1. A post-harvest treatment of green coffee beans for roasting comprising:

providing a predetermined volume of green coffee beans in a germination chamber;

immersing said beans in said germination chamber with a liquid bath to define a first-hydrated medium;

draining said first-hydrated medium and aerating said beans to define a first-hydrated bean population;

immersing said first-hydrated bean population in said germination chamber with a liquid bath to define a second-hydrated medium;

draining said second-hydrated medium and aerating said beans to define a second-hydrated bean population;

immersing said second-hydrated bean population in said germination chamber with a liquid bath to define a third-hydrated medium;

draining said third-hydrated medium and aerating said beans to define a third-hydrated bean population; and

decanting said third-hydrated bean population to a layer of substantially uniform thickness and removing bean moisture to an internal residual moisture content between about 10% to about 12% moisture content by weight.

2. The method of claim 1 wherein said coffee beans absorb said first-hydrated medium to a range of about 28% to about 45% moisture content by weight.

3. The method of claim 2, wherein a Sumatran Mandehling coffee bean absorbs said first-hydrated medium to a range of about 29% to about 33% moisture content by weight.

4. The method of claim 2, wherein a Costa Rican coffee bean absorbs said first-hydrated medium to a range of about 37% to about 41% moisture content by weight.

5. The method of claim 2, wherein a Brazilian coffee bean absorbs said first-hydrated medium to a range of about 40% to about 42% moisture content by weight.

6. The method of claim 1, wherein a Sumatran Mandehling coffee bean absorbs said second-hydrated medium to a range of about 39% to about 41% moisture content by weight.

7. The method of claim 1, wherein a Costa Rican coffee bean absorbs said second-hydrated medium to a range of about 46% to about 48% moisture content by weight.

8. The method of claim 1, wherein a Brazilian coffee bean absorbs said second-hydrated medium to a range of about 48% to about 52% moisture content by weight.

9. The method of claim 1, wherein a Sumatran Mandehling coffee bean absorbs said third-hydrated medium to a range of about 40% to about 50% moisture content by weight.

10. The method of claim 1, wherein a Costa Rican coffee bean absorbs said third-hydrated medium to a range of about 49% to about 50% moisture content by weight.

11. The method of claim 1, wherein a Brazilian coffee bean absorbs said third-hydrated medium to a range of about 50% to about 53% moisture content by weight.

12. The method of claim 1, wherein immersing said beans in said liquid bath comprises immersing in a water bath.

13. The method of claim 12, including passing said water bath through a filter adapted to remove particulate contaminants.

14. The method of claim 13, wherein said filter comprising a charcoal filter.

15. The method of claim 13, including treating said water bath with an ultraviolet light treatment.

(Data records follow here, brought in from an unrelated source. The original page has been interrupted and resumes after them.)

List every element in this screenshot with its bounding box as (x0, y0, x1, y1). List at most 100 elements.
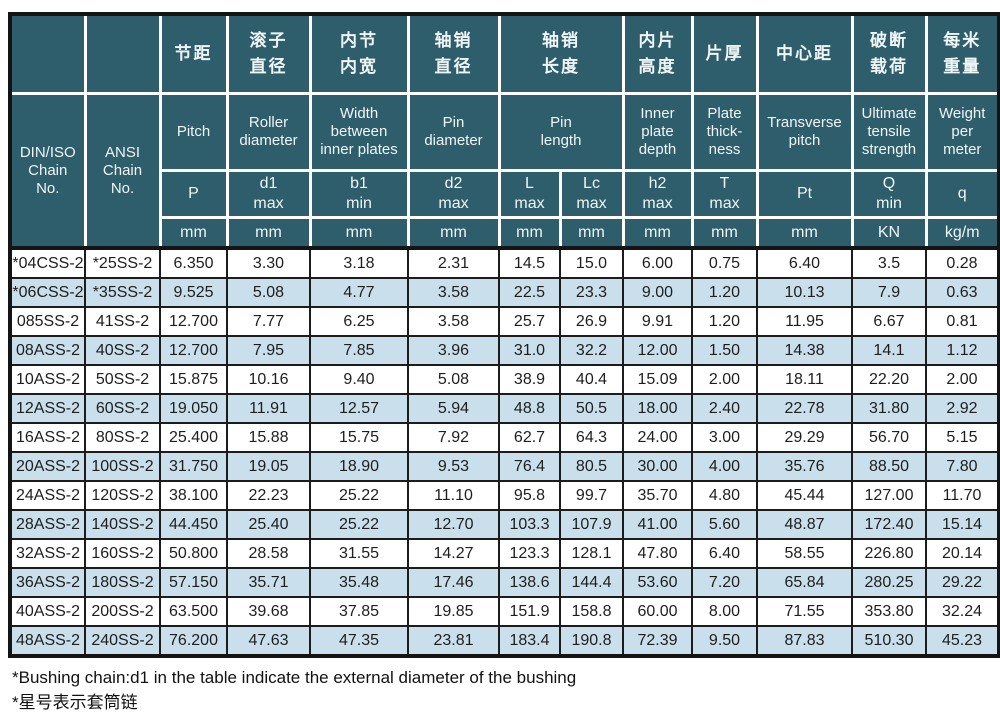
unit-cell-kn: KN (850, 216, 928, 250)
table-cell: 35.48 (309, 567, 409, 598)
table-cell: 2.40 (691, 393, 758, 424)
table-cell: 2.00 (691, 364, 758, 395)
table-cell: 183.4 (498, 625, 561, 657)
table-cell: 15.75 (309, 422, 409, 453)
table-cell: 20.14 (925, 538, 1000, 569)
table-cell: 0.63 (925, 277, 1000, 308)
table-cell: 0.28 (925, 246, 1000, 279)
table-row: 10ASS-2 50SS-2 15.875 10.16 9.40 5.08 38.9 40.4… (9, 364, 1000, 395)
table-cell: 48.87 (756, 509, 853, 540)
table-cell: 5.94 (407, 393, 500, 424)
table-cell: 41.00 (622, 509, 693, 540)
table-cell: 25.40 (226, 509, 311, 540)
unit-cell: mm (308, 216, 410, 250)
table-cell: 71.55 (756, 596, 853, 627)
table-row: 085SS-2 41SS-2 12.700 7.77 6.25 3.58 25.7 26.9 9… (9, 306, 1000, 337)
col-header-en-pitch: Pitch (158, 92, 229, 172)
table-cell: 26.9 (559, 306, 624, 337)
table-cell: 35.70 (622, 480, 693, 511)
table-cell: 2.92 (925, 393, 1000, 424)
table-cell: 22.5 (498, 277, 561, 308)
table-cell: *04CSS-2 (9, 246, 86, 279)
unit-cell: mm (158, 216, 229, 250)
symbol-d1-max: d1 max (225, 169, 312, 219)
table-cell: 9.525 (159, 277, 228, 308)
symbol-d2-max: d2 max (406, 169, 501, 219)
table-cell: 14.5 (498, 246, 561, 279)
col-header-ansi: ANSI Chain No. (83, 92, 162, 250)
col-header-cn-plate-depth: 内片 高度 (621, 12, 694, 95)
table-cell: 8.00 (691, 596, 758, 627)
table-cell: 11.95 (756, 306, 853, 337)
table-cell: 45.23 (925, 625, 1000, 657)
table-cell: 9.50 (691, 625, 758, 657)
table-cell: 3.58 (407, 306, 500, 337)
table-cell: 2.00 (925, 364, 1000, 395)
col-header-cn-inner-width: 内节 内宽 (308, 12, 410, 95)
table-cell: 18.11 (756, 364, 853, 395)
table-cell: 64.3 (559, 422, 624, 453)
table-cell: 1.50 (691, 335, 758, 366)
table-cell: 47.35 (309, 625, 409, 657)
table-cell: 50SS-2 (84, 364, 161, 395)
table-cell: 14.1 (851, 335, 927, 366)
table-cell: 3.30 (226, 246, 311, 279)
table-cell: 226.80 (851, 538, 927, 569)
table-cell: 40ASS-2 (9, 596, 86, 627)
table-cell: 280.25 (851, 567, 927, 598)
table-cell: 19.05 (226, 451, 311, 482)
unit-cell: mm (755, 216, 854, 250)
unit-cell-kgm: kg/m (924, 216, 1000, 250)
table-cell: 0.81 (925, 306, 1000, 337)
table-cell: 32ASS-2 (9, 538, 86, 569)
table-row: 08ASS-2 40SS-2 12.700 7.95 7.85 3.96 31.0 32.2 1… (9, 335, 1000, 366)
table-cell: 510.30 (851, 625, 927, 657)
table-cell: 3.58 (407, 277, 500, 308)
col-header-cn-roller-diameter: 滚子 直径 (225, 12, 312, 95)
table-cell: 38.100 (159, 480, 228, 511)
table-cell: 12.57 (309, 393, 409, 424)
table-cell: 50.5 (559, 393, 624, 424)
table-cell: 120SS-2 (84, 480, 161, 511)
table-cell: 20ASS-2 (9, 451, 86, 482)
table-cell: 10.16 (226, 364, 311, 395)
table-cell: 10ASS-2 (9, 364, 86, 395)
table-cell: 100SS-2 (84, 451, 161, 482)
table-cell: 31.750 (159, 451, 228, 482)
table-cell: 58.55 (756, 538, 853, 569)
table-body: *04CSS-2 *25SS-2 6.350 3.30 3.18 2.31 14.5 15.0… (9, 246, 1000, 657)
table-cell: 353.80 (851, 596, 927, 627)
table-cell: 76.4 (498, 451, 561, 482)
table-row: 24ASS-2 120SS-2 38.100 22.23 25.22 11.10 95.8 9… (9, 480, 1000, 511)
corner-cell-din (8, 12, 87, 95)
table-cell: 65.84 (756, 567, 853, 598)
symbol-q: q (924, 169, 1000, 219)
table-cell: 12.700 (159, 335, 228, 366)
table-header: 节距 滚子 直径 内节 内宽 轴销 直径 轴销 长度 内片 高度 片厚 中心距 … (8, 12, 1000, 250)
table-cell: 15.09 (622, 364, 693, 395)
footnote-english: *Bushing chain:d1 in the table indicate … (12, 668, 577, 687)
table-cell: 5.60 (691, 509, 758, 540)
table-cell: 80SS-2 (84, 422, 161, 453)
table-cell: *25SS-2 (84, 246, 161, 279)
symbol-h2-max: h2 max (621, 169, 694, 219)
table-cell: 6.350 (159, 246, 228, 279)
col-header-en-tensile-strength: Ultimate tensile strength (850, 92, 928, 172)
table-cell: 88.50 (851, 451, 927, 482)
table-cell: 23.3 (559, 277, 624, 308)
table-cell: 127.00 (851, 480, 927, 511)
table-cell: 08ASS-2 (9, 335, 86, 366)
table-cell: 7.92 (407, 422, 500, 453)
table-cell: 9.40 (309, 364, 409, 395)
table-cell: 15.0 (559, 246, 624, 279)
table-cell: 25.22 (309, 509, 409, 540)
unit-cell: mm (406, 216, 501, 250)
table-cell: 180SS-2 (84, 567, 161, 598)
table-cell: 18.00 (622, 393, 693, 424)
table-cell: 47.80 (622, 538, 693, 569)
table-cell: 32.2 (559, 335, 624, 366)
table-cell: 5.08 (407, 364, 500, 395)
footnote-chinese: *星号表示套筒链 (12, 693, 138, 712)
table-cell: 200SS-2 (84, 596, 161, 627)
table-cell: 9.53 (407, 451, 500, 482)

16. The method of claim 1, including selecting a green coffee bean removed from a cherry and having a uniform density.

17. The method of claim 1, including maintaining an environmental temperature of about 25° C. to about 35° C.

18. The method of claim 17, including maintaining an environmental temperature of about 29° C. to about 32° C.

19. The method of claim 17, including activating a plurality of thermostatic mixing valves adapted to maintain a constant outlet temperature into said germination chamber.

20. The method of claim 17, including monitoring temperature deviations.